Сергей Сергеевич Аверинцев | страница 6



Могу представить себе фигуру эмблематического злодея, который спрашивает: «Что нового внес Михаил Михайлович в науку?» Я рад, что Вячеслав Всеволодович взял на себя рыцарскую роль отвечать этому злодею. Карнавал, диалог, смеховая культура... Я уважаю лю­дей, которые ведут разговор в этой плоскости науки. Но, двухмерная, она не вмещает трехмерной реальности Михаила Михайловича. Я не смог бы разговаривать с этим злодеем, я послал бы его подальше... Ну, куда... в эту двухмерную плоскость.

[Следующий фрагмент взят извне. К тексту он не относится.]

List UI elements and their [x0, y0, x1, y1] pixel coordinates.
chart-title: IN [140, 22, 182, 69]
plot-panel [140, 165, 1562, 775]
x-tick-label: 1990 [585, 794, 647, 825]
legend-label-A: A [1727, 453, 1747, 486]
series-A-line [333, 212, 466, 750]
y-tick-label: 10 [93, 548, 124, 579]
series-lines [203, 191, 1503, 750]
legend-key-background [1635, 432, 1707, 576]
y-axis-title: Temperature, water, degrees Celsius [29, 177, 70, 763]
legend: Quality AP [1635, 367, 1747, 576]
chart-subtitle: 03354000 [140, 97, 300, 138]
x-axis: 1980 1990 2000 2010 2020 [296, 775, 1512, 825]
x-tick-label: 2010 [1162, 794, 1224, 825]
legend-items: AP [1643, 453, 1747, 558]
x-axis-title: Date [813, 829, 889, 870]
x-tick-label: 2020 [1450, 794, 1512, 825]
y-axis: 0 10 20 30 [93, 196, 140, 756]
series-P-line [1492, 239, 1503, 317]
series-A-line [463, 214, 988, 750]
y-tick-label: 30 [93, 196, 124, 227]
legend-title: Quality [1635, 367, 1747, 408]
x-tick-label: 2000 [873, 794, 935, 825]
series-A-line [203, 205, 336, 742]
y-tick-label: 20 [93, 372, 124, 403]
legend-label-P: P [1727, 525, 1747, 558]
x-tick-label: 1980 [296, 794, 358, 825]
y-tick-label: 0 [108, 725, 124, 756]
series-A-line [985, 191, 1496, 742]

Каждые пять лет от нас уходят: 1960 — Пастернак, 1966 — Ах­матова, 1970— Юдина, 1975 — Михаил Михайлович. Но те смерти вызывали другие чувства. Тогда казалось, что кончалась эпоха и уходит исчерпавший свою жизнь человек. Но сейчас наступила точка, когда мы начинаем чувствовать, что их время не прошло, а наоборот впереди. Я не о том говорю, что их дело в надежных руках, что мы его не предадим, — Боже мой, конечно предадим, и наследие Михаила Михайловича, конечно, крайне беззащитно перед теми, кто рад, что для его идей нашлись названия. Я только всё же думаю, никак не претендуя на общезначимый смысл своих слов, всё это га­дания, — думаю, что сейчас наступает момент, когда духовные Inhalte начинают разбираться только по их плотности, не по другим крите­риям. Заметнее становится различие между вещами, которые имеют онтологическую плотность, и вещами, которые рассыпаются, едва к ним притронешься. За всем в Михаиле Михайловиче стоит такая ду­ховная субстанция, рядом с которой многое просто рассыпается.

В дни сразу после смерти Михаила Михайловича у меня была идиотская потребность объяснять— ну, не всем на улице, а хотя бы продавцам в магазине, — что умер такой человек. Кто? И мне хотелось не называть его книги, а назвать тайну его личности. Здесь говорили об особой таинственности, о присутствующем в диалоге его молчании. Неотчуждаемое ядро, или нутро, о котором только что говорилось. Я думаю: какое количество того мелкого, рыхлого,


313


что я написал, было ненужно! Я пережил момент мгновенного анну­лирования себя — в самом радостном, впрочем, для аннулируемого смысле.

Совсем не мое дело говорить о тайне его личности. Но когда я чи­таю анализы литературных текстов, как на ладони распластывающие эти тексты, то думаю: о, если бы эти авторы имели к тексту хотя часть того почтения, которое Михаил Михайлович имел к апофатической тайне своих кошек, тайне, которая кошкой, конечно, может быть сообщена, но которую бесстыдно выпытывать.